I was in the UK week before last and I visited a Costa Coffee shop.

While we were queuing for our drinks, the colleague I was with asked me if we had Costa Coffee or Starbucks in Lanzarote.

“No, neither.” I replied.

“I bet you really miss the coffee culture in that case.” Said he.

“You may have the coffee, but we have the culture.” was my response.

Here in Lanzarote, coffee isn’t so much about the drink as the experience. You will never see people walking down the street drinking coffee from a cardboard cup. The cupholders in cars are never used for their design purpose – they’re useful for storing mobile phones and sunglasses.

You don’t DRINK coffee in Lanzarote, you GO FOR coffee.

That means going to a cafetería, finding a vacant table and waiting to be served. It’s passing the time of day with those around you, or perhaps chatting with the people from other businesses whose coffee break coincides with your own.

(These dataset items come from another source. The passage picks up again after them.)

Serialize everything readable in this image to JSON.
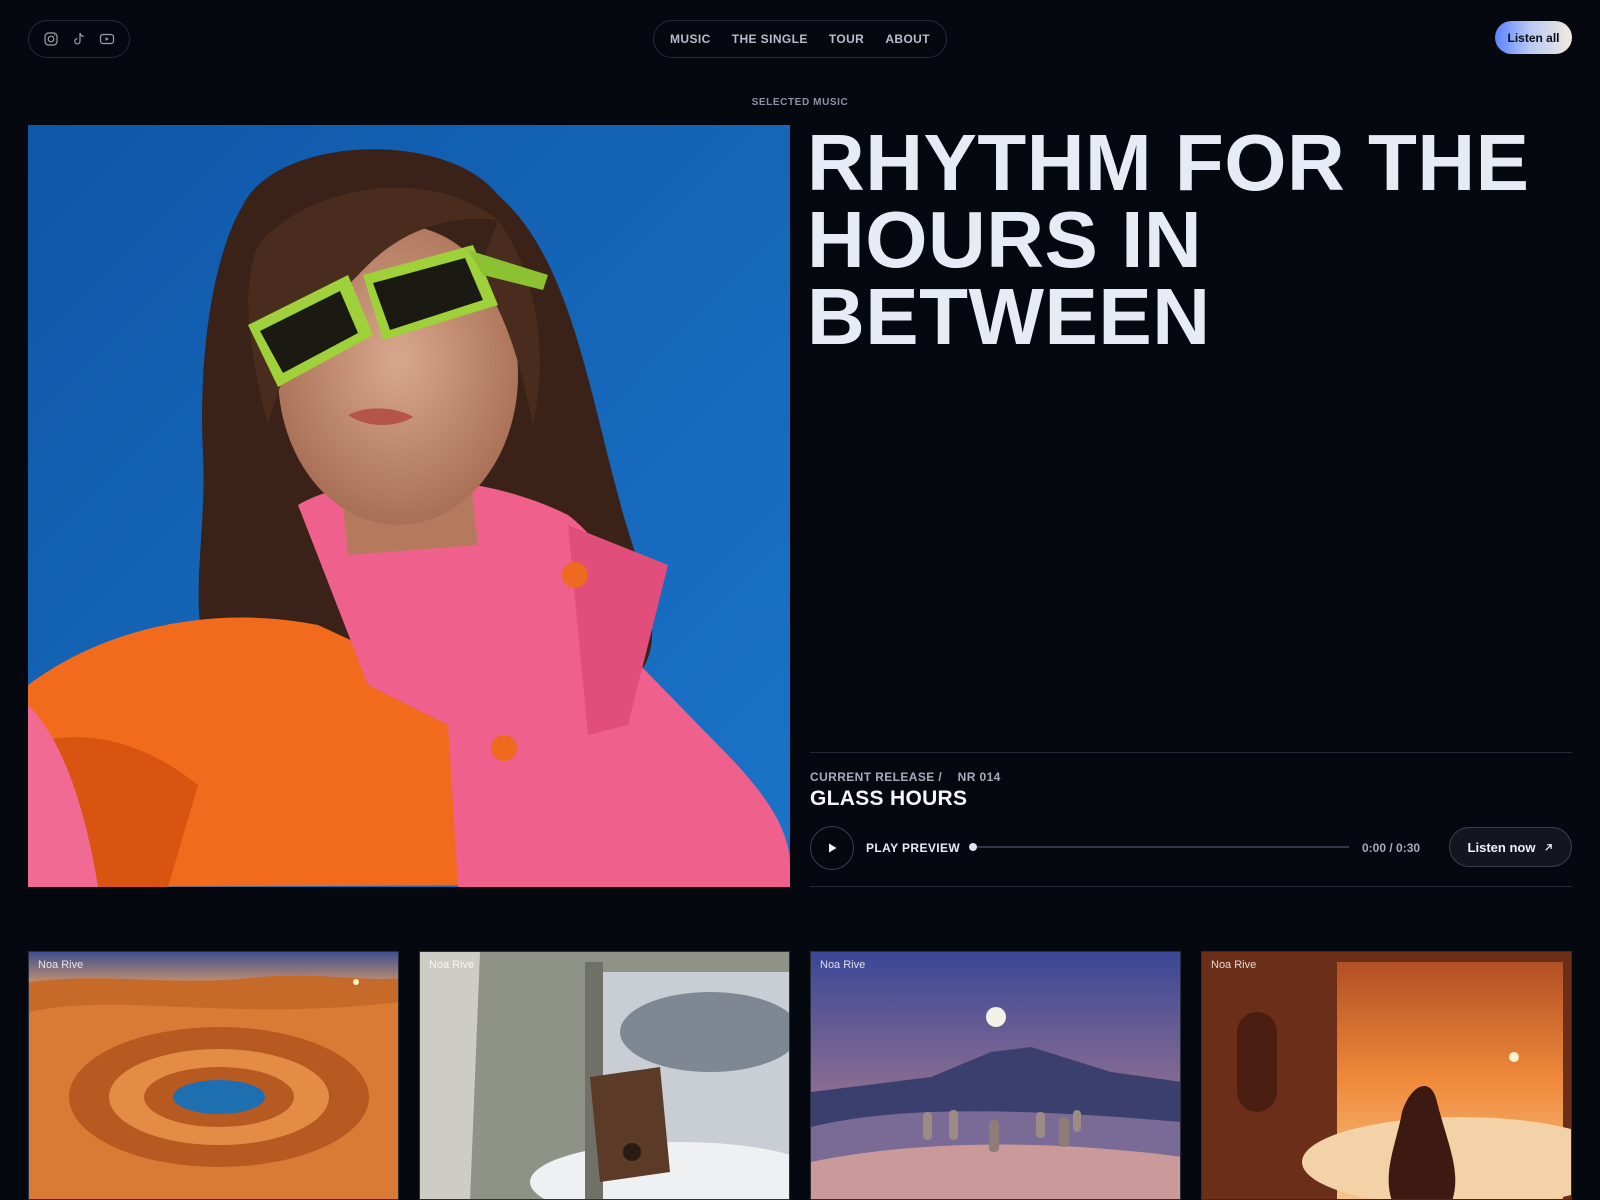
{
  "header": {
    "socials": [
      {
        "icon": "instagram-icon"
      },
      {
        "icon": "tiktok-icon"
      },
      {
        "icon": "youtube-icon"
      }
    ],
    "nav": [
      "MUSIC",
      "THE SINGLE",
      "TOUR",
      "ABOUT"
    ],
    "cta_label": "Listen all"
  },
  "hero": {
    "eyebrow": "SELECTED MUSIC",
    "headline": "RHYTHM FOR THE HOURS IN BETWEEN"
  },
  "release": {
    "label": "CURRENT RELEASE /",
    "number": "NR 014",
    "title": "GLASS HOURS",
    "play_label": "PLAY PREVIEW",
    "time": "0:00 / 0:30",
    "progress": 0,
    "listen_label": "Listen now"
  },
  "albums": [
    {
      "artist": "Noa Rive"
    },
    {
      "artist": "Noa Rive"
    },
    {
      "artist": "Noa Rive"
    },
    {
      "artist": "Noa Rive"
    }
  ],
  "colors": {
    "background": "#06080f",
    "sky_blue": "#1563b8",
    "coat_pink": "#f0608c",
    "coat_orange": "#f26a1c",
    "sunglasses_green": "#9ed13a",
    "accent_gradient_start": "#5a84ff"
  }
}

It’s never about standing in one queue to order, then another to collect your drink, and it certainly never means paying for your drink before you’ve even tasted it.

Long may it continue!

You might get a bemused look if you try to order a latté, a flat white or a moccachino in Lanzarote, so here’s a guide to our most common coffees:

Café con leche – this is the standard coffee with frothy hot milk on top.

Café solo – this is a small, strong shot, also called an espresso.

Café Americano – a normal black coffee.

Cortado condensada – a shot of strong black coffee poured over a layer of condensed milk, served in a glass.

Leche Leche – as above but with the addition of milk to the coffee.

Café con hielo – literally coffee with ice. You’ll be served our hot coffee in a cup and a glass full of ice. Add sugar as required to your coffee and stir, then pour over the ice and enjoy it cold.

Carajillo – this is a café solo with a little drop of brandy, whisky or rum added to it.